不确定我是否遵循 - 在我看来这是典型的 pivot_wider
使用:
library(tidyr)
dat |> pivot_wider(names_from = "SERIES",
values_from = "Value")
#> # A tibble: 6 x 4
#> ECONOMY YEAR CPI `% Gross savings`
#> <chr> <dbl> <dbl> <dbl>
#> 1 Panama 1960 0.05 5
#> 2 Peru 1960 0.05 6
#> 3 XXXXXX 1960 0.05 7
#> 4 Panama 1961 0.06 20
#> 5 Peru 1961 0.06 21
#> 6 XXXXXX 1961 0.06 22
由 reprex package (v2.0.0)
于 2022-04-08 创建
可重现的数据:
dat <- structure(list(SERIES = c("CPI", "CPI", "CPI", "CPI", "CPI",
"CPI", "% Gross savings", "% Gross savings", "% Gross savings",
"% Gross savings", "% Gross savings", "% Gross savings"), ECONOMY = c("Panama",
"Peru", "XXXXXX", "Panama", "Peru", "XXXXXX", "Panama", "Peru",
"XXXXXX", "Panama", "Peru", "XXXXXX"), YEAR = c(1960, 1960, 1960,
1961, 1961, 1961, 1960, 1960, 1960, 1961, 1961, 1961), Value = c(0.05,
0.05, 0.05, 0.06, 0.06, 0.06, 5, 6, 7, 20, 21, 22)), row.names = c(NA,
-12L), class = c("tbl_df", "tbl", "data.frame"))
重塑2
reshape2::dcast(ECONOMY + YEAR ~ SERIES, data = zz)
# Using Value as value column: use value.var to override.
# ECONOMY YEAR %_Gross_savings CPI
# 1 Panama 1960 5 0.05
# 2 Panama 1961 20 0.06
# 3 Peru 1960 6 0.05
# 4 Peru 1961 21 0.06
# 5 XXXXXX 1960 7 0.05
# 6 XXXXXX 1961 22 0.06
数据
zz <- structure(list(SERIES = c("CPI", "CPI", "CPI", "CPI", "CPI", "CPI", "%_Gross_savings", "%_Gross_savings", "%_Gross_savings", "%_Gross_savings", "%_Gross_savings", "%_Gross_savings"), ECONOMY = c("Panama", "Peru", "XXXXXX", "Panama", "Peru", "XXXXXX", "Panama", "Peru", "XXXXXX", "Panama", "Peru", "XXXXXX"), YEAR = c(1960L, 1960L, 1960L, 1961L, 1961L, 1961L, 1960L, 1960L, 1960L, 1961L, 1961L, 1961L), Value = c(0.05, 0.05, 0.05, 0.06, 0.06, 0.06, 5, 6, 7, 20, 21, 22)), class = "data.frame", row.names = c("246", "247", "248", "249", "250", "251", "252", "253", "254", "255", "256", "257"))
我已经在网上广泛浏览了,但到目前为止还没有找到适合我在这个特定情况下的问题的答案。
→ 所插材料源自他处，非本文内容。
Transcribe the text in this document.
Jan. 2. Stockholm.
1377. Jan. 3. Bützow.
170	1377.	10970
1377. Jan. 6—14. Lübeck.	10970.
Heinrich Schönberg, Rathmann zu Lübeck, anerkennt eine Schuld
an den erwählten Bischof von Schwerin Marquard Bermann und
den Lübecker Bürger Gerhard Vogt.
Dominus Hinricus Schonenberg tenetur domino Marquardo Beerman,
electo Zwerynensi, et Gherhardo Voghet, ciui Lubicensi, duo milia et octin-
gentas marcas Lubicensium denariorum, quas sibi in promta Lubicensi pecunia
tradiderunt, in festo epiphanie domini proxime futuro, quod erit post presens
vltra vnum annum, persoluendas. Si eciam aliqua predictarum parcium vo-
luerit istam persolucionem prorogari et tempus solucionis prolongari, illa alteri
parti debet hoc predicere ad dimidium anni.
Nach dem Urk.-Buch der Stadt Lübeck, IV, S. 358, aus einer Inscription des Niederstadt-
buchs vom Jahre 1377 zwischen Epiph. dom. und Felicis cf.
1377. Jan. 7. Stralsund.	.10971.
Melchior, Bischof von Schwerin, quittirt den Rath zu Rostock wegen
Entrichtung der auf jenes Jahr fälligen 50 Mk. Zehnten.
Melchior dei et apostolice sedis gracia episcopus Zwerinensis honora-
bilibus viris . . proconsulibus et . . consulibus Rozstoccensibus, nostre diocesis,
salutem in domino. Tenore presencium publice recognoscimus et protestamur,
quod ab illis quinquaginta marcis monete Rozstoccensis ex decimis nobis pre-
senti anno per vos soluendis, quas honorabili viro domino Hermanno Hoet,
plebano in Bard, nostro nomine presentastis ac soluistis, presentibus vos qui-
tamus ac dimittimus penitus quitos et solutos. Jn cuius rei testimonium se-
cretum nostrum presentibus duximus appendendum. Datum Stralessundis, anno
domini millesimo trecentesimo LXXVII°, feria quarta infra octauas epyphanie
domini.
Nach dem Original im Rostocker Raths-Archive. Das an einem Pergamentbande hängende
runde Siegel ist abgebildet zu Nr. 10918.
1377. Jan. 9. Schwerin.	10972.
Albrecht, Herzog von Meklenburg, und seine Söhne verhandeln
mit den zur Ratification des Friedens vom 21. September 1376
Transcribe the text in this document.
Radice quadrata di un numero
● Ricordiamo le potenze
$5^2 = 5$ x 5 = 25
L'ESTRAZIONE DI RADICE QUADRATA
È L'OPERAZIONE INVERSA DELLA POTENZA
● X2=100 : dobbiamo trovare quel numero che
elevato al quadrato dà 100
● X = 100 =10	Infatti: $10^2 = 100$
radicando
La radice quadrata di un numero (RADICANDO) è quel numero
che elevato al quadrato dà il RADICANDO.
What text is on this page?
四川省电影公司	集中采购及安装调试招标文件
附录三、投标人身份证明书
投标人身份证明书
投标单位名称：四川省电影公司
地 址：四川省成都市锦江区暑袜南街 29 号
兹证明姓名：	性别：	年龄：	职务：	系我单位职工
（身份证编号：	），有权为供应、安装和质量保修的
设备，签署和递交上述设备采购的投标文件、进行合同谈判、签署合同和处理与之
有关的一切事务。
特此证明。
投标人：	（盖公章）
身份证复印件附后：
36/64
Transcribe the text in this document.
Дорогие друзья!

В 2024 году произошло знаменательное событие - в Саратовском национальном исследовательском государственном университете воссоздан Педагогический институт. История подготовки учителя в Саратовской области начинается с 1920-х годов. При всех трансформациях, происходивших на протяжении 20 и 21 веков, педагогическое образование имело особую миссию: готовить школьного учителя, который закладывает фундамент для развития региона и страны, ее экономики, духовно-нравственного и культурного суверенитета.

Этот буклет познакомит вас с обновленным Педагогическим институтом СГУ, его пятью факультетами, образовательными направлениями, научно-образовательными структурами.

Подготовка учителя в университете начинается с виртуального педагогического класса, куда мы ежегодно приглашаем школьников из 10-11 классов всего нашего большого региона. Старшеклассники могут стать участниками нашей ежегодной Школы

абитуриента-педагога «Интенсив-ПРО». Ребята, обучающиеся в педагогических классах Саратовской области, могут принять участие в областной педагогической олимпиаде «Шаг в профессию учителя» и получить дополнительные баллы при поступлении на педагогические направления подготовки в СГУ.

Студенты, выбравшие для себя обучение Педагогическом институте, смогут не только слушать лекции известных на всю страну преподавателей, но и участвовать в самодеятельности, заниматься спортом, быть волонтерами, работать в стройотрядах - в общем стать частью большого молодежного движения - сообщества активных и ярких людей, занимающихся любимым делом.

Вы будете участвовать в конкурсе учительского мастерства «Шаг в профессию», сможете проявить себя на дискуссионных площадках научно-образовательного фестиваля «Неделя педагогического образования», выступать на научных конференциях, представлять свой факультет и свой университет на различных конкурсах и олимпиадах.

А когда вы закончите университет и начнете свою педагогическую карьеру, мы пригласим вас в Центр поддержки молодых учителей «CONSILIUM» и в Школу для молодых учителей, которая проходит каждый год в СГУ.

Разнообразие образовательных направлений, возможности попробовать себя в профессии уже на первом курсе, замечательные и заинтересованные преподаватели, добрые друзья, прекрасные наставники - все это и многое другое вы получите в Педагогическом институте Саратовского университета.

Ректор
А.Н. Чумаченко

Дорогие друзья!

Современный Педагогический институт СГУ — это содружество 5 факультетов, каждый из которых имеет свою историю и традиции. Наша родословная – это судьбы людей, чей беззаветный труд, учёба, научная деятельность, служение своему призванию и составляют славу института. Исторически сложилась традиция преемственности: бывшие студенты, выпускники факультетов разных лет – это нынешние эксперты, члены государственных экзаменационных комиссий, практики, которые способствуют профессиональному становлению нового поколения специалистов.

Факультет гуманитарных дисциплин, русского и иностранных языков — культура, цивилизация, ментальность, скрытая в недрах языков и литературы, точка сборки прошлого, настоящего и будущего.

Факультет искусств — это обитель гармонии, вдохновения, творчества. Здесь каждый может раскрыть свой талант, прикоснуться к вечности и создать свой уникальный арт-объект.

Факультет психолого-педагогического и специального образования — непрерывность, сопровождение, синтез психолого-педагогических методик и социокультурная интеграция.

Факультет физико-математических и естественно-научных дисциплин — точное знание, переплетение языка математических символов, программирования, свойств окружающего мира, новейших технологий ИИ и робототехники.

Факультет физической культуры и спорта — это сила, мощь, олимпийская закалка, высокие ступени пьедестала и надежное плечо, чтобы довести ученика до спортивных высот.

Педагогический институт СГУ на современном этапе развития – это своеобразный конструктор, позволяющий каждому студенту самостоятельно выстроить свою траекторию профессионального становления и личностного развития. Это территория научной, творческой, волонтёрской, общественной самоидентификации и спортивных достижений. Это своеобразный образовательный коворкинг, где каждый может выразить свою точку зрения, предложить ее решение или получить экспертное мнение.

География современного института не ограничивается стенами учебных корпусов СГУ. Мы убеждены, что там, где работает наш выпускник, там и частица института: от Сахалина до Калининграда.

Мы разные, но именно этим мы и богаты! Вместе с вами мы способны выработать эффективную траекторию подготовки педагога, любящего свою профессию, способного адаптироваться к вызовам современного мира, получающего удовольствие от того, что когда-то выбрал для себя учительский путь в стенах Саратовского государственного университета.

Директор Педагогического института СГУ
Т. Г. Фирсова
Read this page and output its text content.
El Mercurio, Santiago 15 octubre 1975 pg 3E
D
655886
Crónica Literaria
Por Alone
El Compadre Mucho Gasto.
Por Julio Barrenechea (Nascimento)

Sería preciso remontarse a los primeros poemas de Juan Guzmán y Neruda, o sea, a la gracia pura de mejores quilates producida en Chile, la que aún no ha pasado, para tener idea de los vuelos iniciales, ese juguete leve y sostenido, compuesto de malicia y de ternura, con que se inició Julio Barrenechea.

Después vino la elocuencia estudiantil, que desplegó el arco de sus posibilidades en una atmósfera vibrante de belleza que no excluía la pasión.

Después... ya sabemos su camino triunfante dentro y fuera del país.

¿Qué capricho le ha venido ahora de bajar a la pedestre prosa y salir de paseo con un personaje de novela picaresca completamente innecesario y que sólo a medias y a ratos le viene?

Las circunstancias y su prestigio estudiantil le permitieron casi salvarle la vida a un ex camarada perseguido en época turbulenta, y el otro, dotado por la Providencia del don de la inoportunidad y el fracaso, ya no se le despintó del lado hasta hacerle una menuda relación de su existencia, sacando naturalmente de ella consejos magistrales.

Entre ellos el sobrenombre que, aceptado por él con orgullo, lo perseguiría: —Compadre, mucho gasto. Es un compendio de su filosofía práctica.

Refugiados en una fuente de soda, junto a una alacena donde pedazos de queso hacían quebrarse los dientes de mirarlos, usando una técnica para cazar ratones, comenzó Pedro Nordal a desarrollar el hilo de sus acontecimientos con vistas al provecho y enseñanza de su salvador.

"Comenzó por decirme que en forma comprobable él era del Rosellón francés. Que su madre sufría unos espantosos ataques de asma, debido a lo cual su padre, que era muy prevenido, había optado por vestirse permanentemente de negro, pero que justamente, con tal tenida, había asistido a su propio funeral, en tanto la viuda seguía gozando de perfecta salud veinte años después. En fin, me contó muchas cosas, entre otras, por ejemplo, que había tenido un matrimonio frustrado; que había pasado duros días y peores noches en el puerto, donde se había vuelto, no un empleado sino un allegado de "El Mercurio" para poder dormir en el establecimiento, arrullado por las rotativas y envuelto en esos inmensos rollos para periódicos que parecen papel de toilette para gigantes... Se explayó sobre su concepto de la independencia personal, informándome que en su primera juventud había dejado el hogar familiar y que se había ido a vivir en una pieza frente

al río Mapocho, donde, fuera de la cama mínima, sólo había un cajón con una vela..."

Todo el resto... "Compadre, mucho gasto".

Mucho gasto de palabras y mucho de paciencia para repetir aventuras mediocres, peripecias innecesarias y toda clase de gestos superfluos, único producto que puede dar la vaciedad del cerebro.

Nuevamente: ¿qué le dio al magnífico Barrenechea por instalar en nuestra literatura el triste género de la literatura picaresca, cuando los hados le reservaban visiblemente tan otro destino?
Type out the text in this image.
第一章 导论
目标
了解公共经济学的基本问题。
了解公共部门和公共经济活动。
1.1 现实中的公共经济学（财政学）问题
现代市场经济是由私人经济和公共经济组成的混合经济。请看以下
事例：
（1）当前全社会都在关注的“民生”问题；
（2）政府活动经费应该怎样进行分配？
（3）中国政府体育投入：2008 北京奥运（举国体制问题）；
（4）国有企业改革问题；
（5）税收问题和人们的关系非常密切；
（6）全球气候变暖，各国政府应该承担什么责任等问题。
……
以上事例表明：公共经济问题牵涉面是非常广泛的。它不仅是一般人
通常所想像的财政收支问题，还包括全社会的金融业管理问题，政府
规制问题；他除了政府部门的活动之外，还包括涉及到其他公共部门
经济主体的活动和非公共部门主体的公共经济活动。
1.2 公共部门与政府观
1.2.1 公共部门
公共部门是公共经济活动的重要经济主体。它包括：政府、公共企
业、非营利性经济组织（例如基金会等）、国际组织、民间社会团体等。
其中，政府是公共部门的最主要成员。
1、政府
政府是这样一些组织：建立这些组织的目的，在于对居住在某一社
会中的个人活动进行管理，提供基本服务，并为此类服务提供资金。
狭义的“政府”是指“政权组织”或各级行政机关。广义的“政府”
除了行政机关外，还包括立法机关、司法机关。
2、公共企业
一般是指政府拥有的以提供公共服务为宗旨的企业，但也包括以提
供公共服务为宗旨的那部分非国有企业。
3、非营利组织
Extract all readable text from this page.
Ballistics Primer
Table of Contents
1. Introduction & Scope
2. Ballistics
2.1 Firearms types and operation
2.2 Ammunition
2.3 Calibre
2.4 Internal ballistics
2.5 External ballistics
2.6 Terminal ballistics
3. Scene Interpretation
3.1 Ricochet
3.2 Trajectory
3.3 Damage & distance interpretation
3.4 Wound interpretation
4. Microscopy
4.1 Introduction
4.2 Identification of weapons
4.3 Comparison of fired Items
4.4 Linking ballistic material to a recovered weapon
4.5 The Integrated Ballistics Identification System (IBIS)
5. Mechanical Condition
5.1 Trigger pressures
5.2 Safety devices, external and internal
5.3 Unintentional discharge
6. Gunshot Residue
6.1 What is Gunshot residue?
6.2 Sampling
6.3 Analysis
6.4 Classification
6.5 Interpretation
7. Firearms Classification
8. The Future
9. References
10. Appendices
我正在寻求 部分 重组面板数据集,从长格式到宽格式,但仅限于由它们各自指定的特定值 names/characters在 R 中的行中。
考虑这个原始格式:
SERIES ECONOMY YEAR Value
246 CPI Panama 1960 0.05
247 CPI Peru 1960 0.05
248 CPI XXXXXX 1960 0.05
249 CPI Panama 1961 0.06
250 CPI Peru 1961 0.06
251 CPI XXXXXX 1961 0.06
252 % Gross savings Panama 1960 5
253 % Gross savings Peru 1960 6
254 % Gross savings XXXXXX 1960 7
255 % Gross savings Panama 1961 20
256 % Gross savings Peru 1961 21
257 % Gross savings XXXXXX 1961 22
(依此类推,不同的国家,“系列”栏中的不同指标,1960-2020 期间每个国家和指标。)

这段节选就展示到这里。